Начнем с Македонии и Греции. Счастье царя александризует, сказал ему один из льстецов в Спарте. И в самом деле, Антигон, "Обещатель", как прозвали его, [130] пользовался в Греции и в отношении к ней положением, какого не достигал ни один македонский царь со времен Александра, ни даже сам Александр.
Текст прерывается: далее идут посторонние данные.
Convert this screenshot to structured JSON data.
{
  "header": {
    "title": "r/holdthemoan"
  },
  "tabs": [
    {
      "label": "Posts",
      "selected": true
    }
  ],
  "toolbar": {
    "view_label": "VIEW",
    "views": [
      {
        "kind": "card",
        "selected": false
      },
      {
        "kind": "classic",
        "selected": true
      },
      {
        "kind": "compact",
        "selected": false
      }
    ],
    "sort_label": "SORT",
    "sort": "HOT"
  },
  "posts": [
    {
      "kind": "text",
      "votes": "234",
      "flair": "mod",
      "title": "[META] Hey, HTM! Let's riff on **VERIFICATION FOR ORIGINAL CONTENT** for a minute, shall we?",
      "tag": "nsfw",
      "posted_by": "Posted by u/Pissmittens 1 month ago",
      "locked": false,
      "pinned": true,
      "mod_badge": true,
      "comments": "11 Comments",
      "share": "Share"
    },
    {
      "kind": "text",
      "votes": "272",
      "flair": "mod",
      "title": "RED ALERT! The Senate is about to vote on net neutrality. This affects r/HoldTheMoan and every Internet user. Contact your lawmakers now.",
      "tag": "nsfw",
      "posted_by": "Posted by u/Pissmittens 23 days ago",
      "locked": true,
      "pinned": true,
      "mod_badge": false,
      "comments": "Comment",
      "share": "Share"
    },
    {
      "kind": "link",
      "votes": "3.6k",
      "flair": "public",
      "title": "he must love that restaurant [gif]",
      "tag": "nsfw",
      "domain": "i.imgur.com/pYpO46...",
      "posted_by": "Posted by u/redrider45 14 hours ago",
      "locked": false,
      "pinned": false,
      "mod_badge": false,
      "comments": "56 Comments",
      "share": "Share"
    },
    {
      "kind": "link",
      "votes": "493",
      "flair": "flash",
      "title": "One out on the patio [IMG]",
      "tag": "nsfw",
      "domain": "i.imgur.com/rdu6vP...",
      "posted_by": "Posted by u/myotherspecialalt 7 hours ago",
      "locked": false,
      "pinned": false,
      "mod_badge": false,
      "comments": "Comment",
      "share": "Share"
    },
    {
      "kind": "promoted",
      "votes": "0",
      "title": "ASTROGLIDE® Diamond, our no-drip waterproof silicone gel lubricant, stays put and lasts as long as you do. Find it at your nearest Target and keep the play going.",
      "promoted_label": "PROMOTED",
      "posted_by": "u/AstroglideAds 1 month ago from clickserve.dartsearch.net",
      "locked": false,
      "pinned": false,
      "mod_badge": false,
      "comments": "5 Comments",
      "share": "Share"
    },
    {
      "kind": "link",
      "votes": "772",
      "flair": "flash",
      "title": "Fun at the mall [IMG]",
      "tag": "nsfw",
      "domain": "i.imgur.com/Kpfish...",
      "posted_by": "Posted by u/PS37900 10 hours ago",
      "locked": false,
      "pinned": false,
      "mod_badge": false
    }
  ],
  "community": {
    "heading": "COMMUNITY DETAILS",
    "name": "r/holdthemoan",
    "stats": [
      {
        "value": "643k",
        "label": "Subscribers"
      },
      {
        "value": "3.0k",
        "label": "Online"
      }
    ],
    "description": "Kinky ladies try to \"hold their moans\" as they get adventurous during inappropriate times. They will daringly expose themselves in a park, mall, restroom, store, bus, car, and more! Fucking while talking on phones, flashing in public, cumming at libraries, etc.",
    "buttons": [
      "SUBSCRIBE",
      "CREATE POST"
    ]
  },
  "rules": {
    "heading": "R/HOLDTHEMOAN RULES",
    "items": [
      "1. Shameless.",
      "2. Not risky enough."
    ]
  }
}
Мы признали уже несомненным фактом то, что после ужасных сумятиц диадоховской эпохи, после нашествий кельтов и завоеваний Пирра Македония как бы вновь была основана Антигоном Гонатом и преобразовалась в державу в духе эллинистической эпохи. Воспоминания о славном прошедшем времени, размеры и политическое положение страны предназначили Македонию стать великой державой в системе эллинистических государств; но она могла поддержать такое преобладающее положение лишь в том случае, когда сама владычествовала в Греции. До сих пор ей то и дело препятствовало в этом вмешательство Лагидов; всякая оппозиция против Македонии поддерживалась в Александрии. Теперь, однако, перед взором дальновидного наблюдателя начала обнаруживаться новая, более грозная опасность. И действительно, Рим утвердился уже по эту сторону Адриатического моря, обладал даже местами нападения по берегу от Иссы до Керкиры. Столкновение с римской политикой было неизбежно; а потому македонское владычество должно было настойчиво стремиться к тому, чтобы по возможности крепче привязать к себе всякие находившиеся в его распоряжении боевые средства и подавлять оппозицию, в какой бы форме ни проявлялась она. Лишь при возможно полном объединении Греции и при содействии находившейся по эту сторону греческой нации могла Македония предупредить наступавшую грозную опасность. [131]
123
Polyb., V, 93, 8; Hegesand. ap. Athen., XI, p. 477; cf. Meinecke de Euphorione, p. 7; в этом сочинении, впрочем, попадается много, особенно хронологических, ошибок.
126
Polyb., IV, 64; τον έπι τών έν Πελοποννήσφ βασιλκών πραγμάτων ύπ' Αντίγονου καταλελειμμένον.
127
Это, конечно, были не иллирийцы Деметрия Фаросского; не обнаружилось ли в это время уже римское влияние?
128
Антигон умер или в исходе этого или в начале следующего 220 г. И в самом деле, Филипп умер зимой в 179/178 г. и царствовал 42 года (Euseb.); он проиграл сражение при Киноскефалак и вместе с тем лишился Фессалии (осенью 197 г.) 23 года и 9 месяцев спустя после своего воцарения (Euseb.).
129
Полибий несколько раз упоминает о значении этой CXL олимпиады. Надо, впрочем, заметить, когда он считает по олимпиадам, то относит начало их к осеннему равноденствию, двумя или тре*мя месяцами позднее самих олимпийских игр.
130
Etym., Μ. ν. Δώσων… δια τδ φιλότιμον και δια τδ πολλά διδδναι και χαρίζεσθαι. Хронографы (Eusev. arm., ed. Schone I, p. 237, 28; p. 238, 26; p. 241, 20; p. 242, 20) называют его Φούσκος, Phuskus; это слово мне незнакомо; вероятно, он называется Φυσκων, хотя Плутарх (Coriol., 11) придает это имя одному только Птолемею Эвергету И, а к Антигону применяет Досон.
131
Следующие за сим страницы остались в том виде, как они были написаны в 1843 г. Пускай послужившие для их пояснения политические аналогии останутся и теперь на память в том же виде, в каком они излагались в ту тяжкую эпоху.